LumendeLumine a écrit :Aucune chose concrète qui nous entoure n'épuise l'être, c'est une certitude et non une hypothèse; si nous n'étions pas certains, ce serait admettre la possibilité que toutes les choses soient illusoires sauf une, qui en elle-même épuiserait la notion d'être. Ce serait nier le devenir, qui fait apparaître ce qui n'était pas encore; ce serait nier que du nouveau puisse apparaître. Du nouveau, il en apparaît constamment! D'où il est évident qu'aucune chose n'épuise la notion d'être. Bien plus, la variété immense et fluctuante des êtres montre que l'être est une nature riche et infinie, du moins, à toutes fins pratiques.

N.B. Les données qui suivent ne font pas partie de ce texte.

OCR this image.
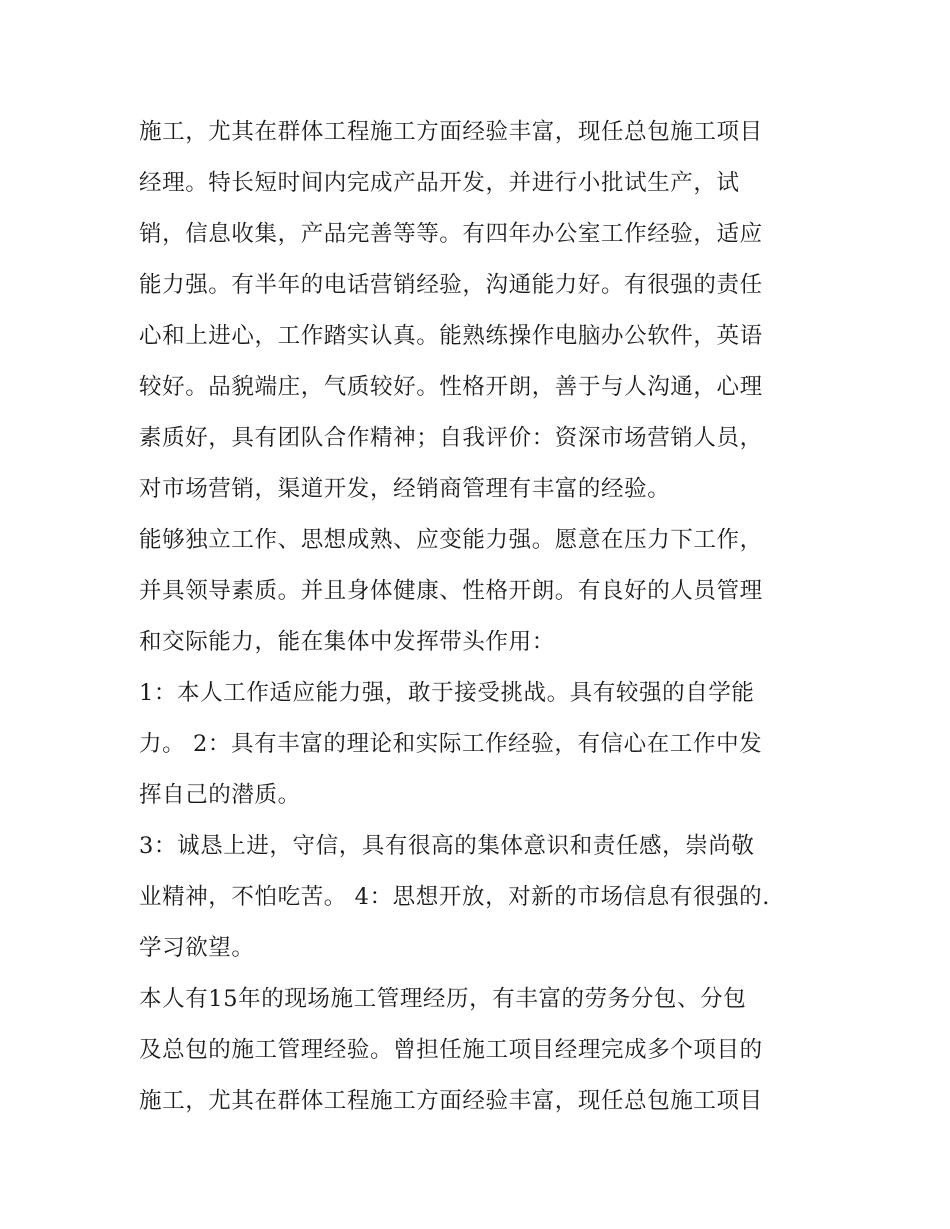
施工，尤其在群体工程施工方面经验丰富，现任总包施工项目
经理。特长短时间内完成产品开发，并进行小批试生产，试
销，信息收集，产品完善等等。有四年办公室工作经验，适应
能力强。有半年的电话营销经验，沟通能力好。有很强的责任
心和上进心，工作踏实认真。能熟练操作电脑办公软件，英语
较好。品貌端庄，气质较好。性格开朗，善于与人沟通，心理
素质好，具有团队合作精神；自我评价：资深市场营销人员，
对市场营销，渠道开发，经销商管理有丰富的经验。
能够独立工作、思想成熟、应变能力强。愿意在压力下工作，
并具领导素质。并且身体健康、性格开朗。有良好的人员管理
和交际能力，能在集体中发挥带头作用：
1：本人工作适应能力强，敢于接受挑战。具有较强的自学能
力。 2：具有丰富的理论和实际工作经验，有信心在工作中发
挥自己的潜质。
3：诚恳上进，守信，具有很高的集体意识和责任感，崇尚敬
业精神，不怕吃苦。 4：思想开放，对新的市场信息有很强的.
学习欲望。
本人有15年的现场施工管理经历，有丰富的劳务分包、分包
及总包的施工管理经验。曾担任施工项目经理完成多个项目的
施工，尤其在群体工程施工方面经验丰富，现任总包施工项目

Cette idée "d'épuiser l'être" est une notion vague qui ne signifie pas grand chose : que voudrait dire "épuiser l'être" dans le cas d'un existant particulier??? Par contre à l'échelle de l'univers, comme Falenn vous le faisait remarquer, cela n'a pas grand sens de dire que "l'univers n'épuise pas l'être", vu que d'être justement on n'en connait que celui des choses de cet univers. Dans ce cas c'est un acte de foi : peut-être l'univers n'épuise-t-il pas l'être mais vous n'en savez rien, encore une fois vous le posez sans le prouver. Cette notion "d'épuiser l'être" est encore une manière de déprécier la réalité, de prendre les choses à l'envers : dans la réalité nous constatons des choses qui "sont", point. Et ces choses ne sont pas plus ou moins, de manière "absolue" ou non, elles sont tout simplement : au contraire vous vous les percevez de manière négative en disant qu"'elles n'épuisent pas l'être", en référant donc leur existence concrète à une supposition ("épuiser l'être") par rapport à laquelle elles se trouvent en défaut. On voit la correspondance avec votre définition du principe de causalité : on pourrait dire que selon vous l'ensemble des choses existantes observables constitue "tout ce qui n'épuise pas l'être" de la même manière qu'elles sont "tout ce qui n'existe pas par soi"... Ou l'art de transformer du positif en négatif. Que vous le vouliez ou non et quelque guirlande "d'être" que vous treissiez autour de la réalité (en imaginant, formulation apparemment généreuse, autant de degrés d'être que vous voulez, de "richesse" d'être que vous voulez) cela revient à déprécier la réalité existante et qui est la seule certitude : "la variété immense et fluctuante des êtres" la nature "riche et infinie" de l'être (jusqu'à Dieu et aux réalités divines, c'est cela que vous voulez dire), sous des dehors positifs, peut encore une fois être fortement soupçonnée de n'être qu'une invention habile de métaphysicien dont l'ombre portée sur la réalité observable a pour but, ou au moins pour conséquence pratique, de la déprécier inévitablement.
La vrai respect a l'égard de la richesse du réel consiste selon moi bien au contraire à poser raisonnablement la possibilité qu'il nous surprenne sans rien faire pour déprécier, sans rien imaginer pour mutiler d'une manière ou d'une autre la réalité qui nous est donnée actuellement.